Prima del restauro è stata condotta una campagna di indagini scientifiche, non invasive e micro-invasive, finalizzata alla conoscenza della tecnica esecutiva e allo studio del supporto. Le indagini radiografiche hanno riservato una sorpresa: quando il frammento è stato inserito nel gesso sono stati inglobati gli strumenti metallici (lame di coltelli, punteruoli o raschietti) utilizzati per lo stacco, probabilmente oggetti sacralizzati dal contatto con quelle immagini evidentemente oggetto di particolare devozione. Una sofisticata indagine mediante Georadar ha permesso di stabilire che questi elementi si trovano a circa 32-36 mm sotto la superficie del dipinto.
Quali sono i risultati del vostro intervento?
È emersa la stesura pittorica originale, anche ben conservata e di alta qualità. In particolare, gli incarnati sono realizzati con una tecnica tipica di Giotto, attraverso sapienti stesure a piccoli tocchi che, giustapposti, compongono un effetto pittorico finale di estrema naturalezza. Tipicamente giotteschi sono anche i marcati segni neri e rossi con cui sono definiti alcuni dettagli fisionomici dei volti, come il profilo del naso e delle labbra.
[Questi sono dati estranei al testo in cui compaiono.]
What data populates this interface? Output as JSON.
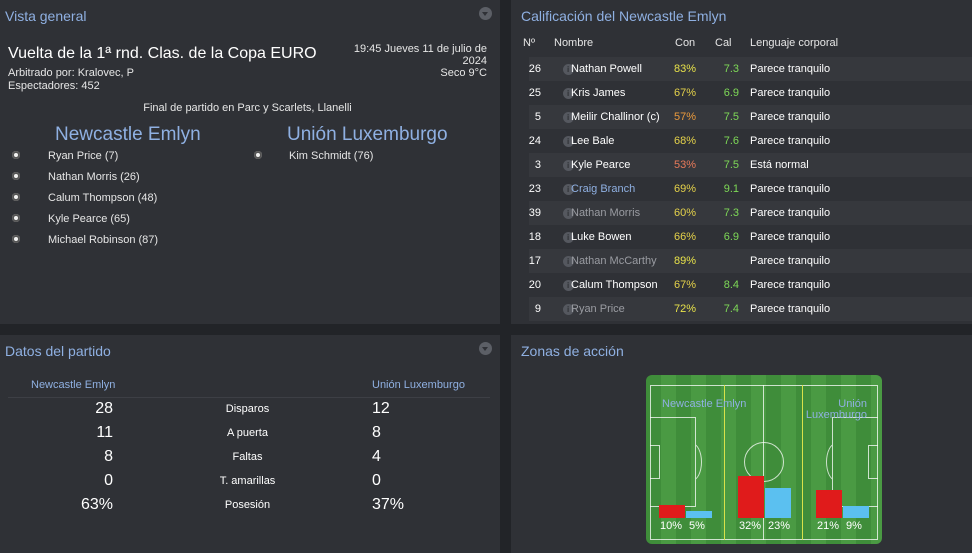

Si tratta di dati che confermano l’autografia giottesca di questo di questo pezzo. La pulitura ha inoltre portato alla luce il frammento di un’asta che potrebbe riferirsi a un pastorale e quindi a identificare una delle figure in un santo vescovo. Non c’è invece nessun attributo iconografico che li conduca con certezza da San Pietro e San Paolo. Concludendo, il restauro consente ora una lettura corretta dell’opera, anche se frammentaria e menomata dalle complesse vicende conservative, e riconsegna al dibattito e alla storia degli studi un brano giottesco di grande raffinatezza e intenso realismo.